CAQ CEO Julie Bell Lindsay asked Dan Goelzer, a founding member of the PCAOB, about the recent changes at the board, where SEC chairman Gary Gensler has decided to replace virtually all the board members (see story). “We currently have a one-person board at the PCAOB,” said Bell Lindsay. “What advice would you have for incoming board members? Where do you think the PCAOB has done a great job and where do you think they could do better given their really key oversight role of public company auditors?”

Goelzer first listed several things that he thinks the PCAOB has done right, including its inspection program, particularly when it comes to audits of internal controls over financial reporting and judgments on whether an engagement team had gathered sufficient evidence to support its opinion, as well as how it handled inspections of non-U.S. audit firms, including those in China. But he would like to see the future board members, when they’re eventually appointed, focus on several items on the agenda.

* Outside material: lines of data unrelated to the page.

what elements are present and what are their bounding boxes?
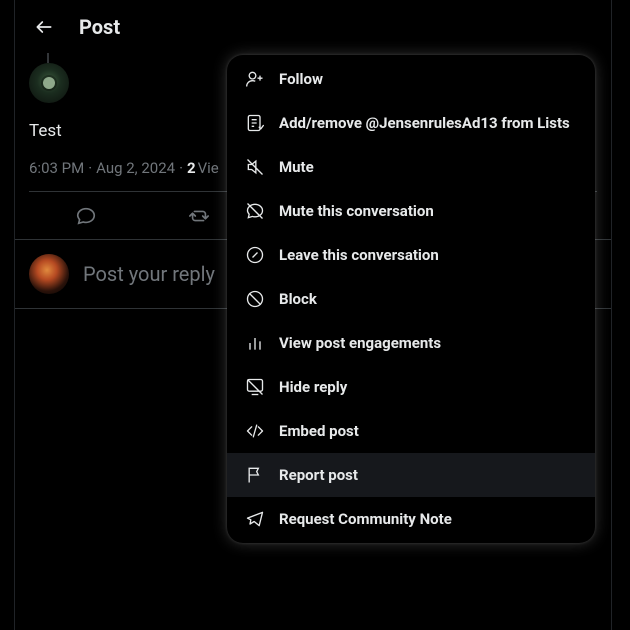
menu-item-mute[interactable]: Mute bbox=[227, 145, 595, 189]
user-avatar[interactable] bbox=[29, 254, 69, 294]
menu-item-label: Report post bbox=[279, 466, 358, 484]
meta-separator: · bbox=[179, 159, 183, 177]
list-icon bbox=[245, 113, 265, 133]
menu-item-label: Embed post bbox=[279, 422, 359, 440]
page-title: Post bbox=[79, 15, 120, 39]
post-actions-menu[interactable]: Follow Add/remove @JensenrulesAd13 from L… bbox=[227, 55, 595, 543]
menu-item-report[interactable]: Report post bbox=[227, 453, 595, 497]
menu-item-label: Block bbox=[279, 290, 317, 308]
engagements-icon bbox=[245, 333, 265, 353]
menu-item-leave[interactable]: Leave this conversation bbox=[227, 233, 595, 277]
views-label: Vie bbox=[198, 159, 219, 177]
hide-icon bbox=[245, 377, 265, 397]
post-time[interactable]: 6:03 PM bbox=[29, 159, 84, 177]
menu-item-mute-convo[interactable]: Mute this conversation bbox=[227, 189, 595, 233]
menu-item-follow[interactable]: Follow bbox=[227, 57, 595, 101]
menu-item-list[interactable]: Add/remove @JensenrulesAd13 from Lists bbox=[227, 101, 595, 145]
report-icon bbox=[245, 465, 265, 485]
reply-button[interactable] bbox=[29, 205, 143, 227]
embed-icon bbox=[245, 421, 265, 441]
mute-convo-icon bbox=[245, 201, 265, 221]
mute-icon bbox=[245, 157, 265, 177]
page-header: Post bbox=[15, 0, 611, 53]
menu-item-label: Add/remove @JensenrulesAd13 from Lists bbox=[279, 114, 570, 132]
post-date[interactable]: Aug 2, 2024 bbox=[96, 159, 175, 177]
menu-item-label: Request Community Note bbox=[279, 510, 452, 528]
menu-item-engagements[interactable]: View post engagements bbox=[227, 321, 595, 365]
arrow-left-icon bbox=[34, 17, 54, 37]
menu-item-label: Mute bbox=[279, 158, 314, 176]
thread-connector-line bbox=[47, 53, 49, 63]
back-button[interactable] bbox=[27, 10, 61, 44]
menu-item-label: View post engagements bbox=[279, 334, 441, 352]
meta-separator: · bbox=[88, 159, 92, 177]
leave-icon bbox=[245, 245, 265, 265]
menu-item-label: Mute this conversation bbox=[279, 202, 434, 220]
author-avatar[interactable] bbox=[29, 63, 69, 103]
menu-item-hide[interactable]: Hide reply bbox=[227, 365, 595, 409]
reply-icon bbox=[75, 205, 97, 227]
menu-item-block[interactable]: Block bbox=[227, 277, 595, 321]
menu-item-label: Leave this conversation bbox=[279, 246, 439, 264]
menu-item-note[interactable]: Request Community Note bbox=[227, 497, 595, 541]
menu-item-label: Hide reply bbox=[279, 378, 347, 396]
views-count[interactable]: 2 bbox=[187, 159, 196, 177]
repost-icon bbox=[188, 205, 210, 227]
menu-item-embed[interactable]: Embed post bbox=[227, 409, 595, 453]
note-icon bbox=[245, 509, 265, 529]
block-icon bbox=[245, 289, 265, 309]
follow-icon bbox=[245, 69, 265, 89]
menu-item-label: Follow bbox=[279, 70, 323, 88]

Julie Bell Lindsay and Dan Goelzer

“The PCAOB has to be more transparent about what its policy goals and standard-setting objectives are,” said Goelzer. “There’s been a lot written about the fact that it disbanded two advisory groups that had operated for a number of years. I think the public has been left a bit more in the dark about what the board’s priorities and objectives are and I hope that will be corrected because confidence in auditing and the profession depends a lot on confidence in the PCAOB, and that depends on transparency about its work. Second, I think the PCAOB needs to do something to revitalize its standard-setting program. When we started the board, we envisioned that we adopted the existing AICPA auditing standards and over time we would go through all those standards, modernize them or determine whether revisions were necessary. That was done to some degree, but in the last few years the board really hasn’t done a lot of standard-setting in core auditing areas, and in particular I don’t think it’s done as much as it needs to in terms of updating the standards to address the technology revolution in auditing.”

He would also like to see changes in the inspection reports. “Third, I think the board ought to think about more transparency with respect to inspection reports,” said Goelzer. “The prior board did take some steps in that direction. But I think today it’s hard for readers to get a sense of how serious or how far-reaching particular part 1 audit deficiencies are. I think this is something that might be integrated with audit quality indicators that the prior panel referred to. By including those in the inspection report, readers might get a better idea of how well firms are doing, rather than getting readers to count the number of part 1 deficiencies and make comparative judgments based on that. Fourth, I think it’s important that the PCAOB modernize its quality control standards. It’s put out a concept release on that subject, but quality control is obviously fundamental to what the firms do, and I think the PCAOB needs to move ahead with that project. Fifth, perhaps less popular with the profession, but I think the PCAOB needs to ask Congress to make its enforcement process more transparent. Today PCAOB enforcement cases are nonpublic until they’re resolved. I think that hampers the PCAOB’s work and efforts. It makes the SEC more reluctant to let the board pursue cases which the commission might also pursue itself.”